The White House, as usual, was lying. The authorizations for domestic emergency “national security” measures led to the most extensive electronic surveillance program anywhere in the world. As detailed in 2013 by NSA and CIA intelligence analyst and whistle-blower Edward Snowden, the US government used the “war on terror” to move forward with a program to gather the electronic communications of everyone in the world. Meanwhile, with the use of specially designed software tools, as Snowden explained, security and law enforcement agencies are observing the online activity of targeted individuals in real time.

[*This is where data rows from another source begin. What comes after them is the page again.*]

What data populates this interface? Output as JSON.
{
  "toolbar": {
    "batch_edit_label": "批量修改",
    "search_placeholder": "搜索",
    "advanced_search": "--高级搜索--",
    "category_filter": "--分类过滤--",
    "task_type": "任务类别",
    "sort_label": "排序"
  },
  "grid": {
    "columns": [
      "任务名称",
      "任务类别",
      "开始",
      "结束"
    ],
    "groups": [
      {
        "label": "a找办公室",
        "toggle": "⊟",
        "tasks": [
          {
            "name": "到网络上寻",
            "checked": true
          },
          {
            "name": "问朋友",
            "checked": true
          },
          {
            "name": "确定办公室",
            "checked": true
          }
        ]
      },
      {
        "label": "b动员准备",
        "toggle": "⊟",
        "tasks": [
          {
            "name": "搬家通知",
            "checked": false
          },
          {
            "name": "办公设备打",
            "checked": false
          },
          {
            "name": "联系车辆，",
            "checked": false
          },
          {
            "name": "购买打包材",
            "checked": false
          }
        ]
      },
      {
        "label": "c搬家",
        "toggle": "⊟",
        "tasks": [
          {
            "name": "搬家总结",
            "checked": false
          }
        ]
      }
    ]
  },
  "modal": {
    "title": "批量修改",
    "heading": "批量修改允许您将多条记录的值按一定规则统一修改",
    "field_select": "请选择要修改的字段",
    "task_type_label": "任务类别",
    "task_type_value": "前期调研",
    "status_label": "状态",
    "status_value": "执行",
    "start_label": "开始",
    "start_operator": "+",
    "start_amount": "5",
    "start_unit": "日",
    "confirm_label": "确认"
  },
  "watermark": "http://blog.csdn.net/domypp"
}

It is a fact that the imperialist wars launched by the Bush White House in the aftermath of 9/11, the continuation and extension of those wars by the Obama and Trump administrations and the present US-NATO proxy war against Russia in Ukraine, have required an ever-deepening series of attacks on democratic rights within the US.

The revelations about the electronic dragnet operated by ICE are the latest in a series of reports that demonstrate—despite reassurances from Congress and the US judiciary that such programs either do not exist or function in accordance with constitutional protections—the US government is spying on the public continuously and preparing advanced electronic tools such as biometrics and facial recognition for repressive purposes.

Well aware of the popular opposition to war and expanding resistance to the criminal government response to the pandemic and the deepening economic crisis of the capitalist system, the law enforcement and intelligence apparatus of the state is preparing the surveillance infrastructure for mass repression. The working class can place no confidence in any section of the political establishment or the US government to defend its democratic rights. It must take up the fight with its own strength against the 24-hour electronic surveillance of the public by the government.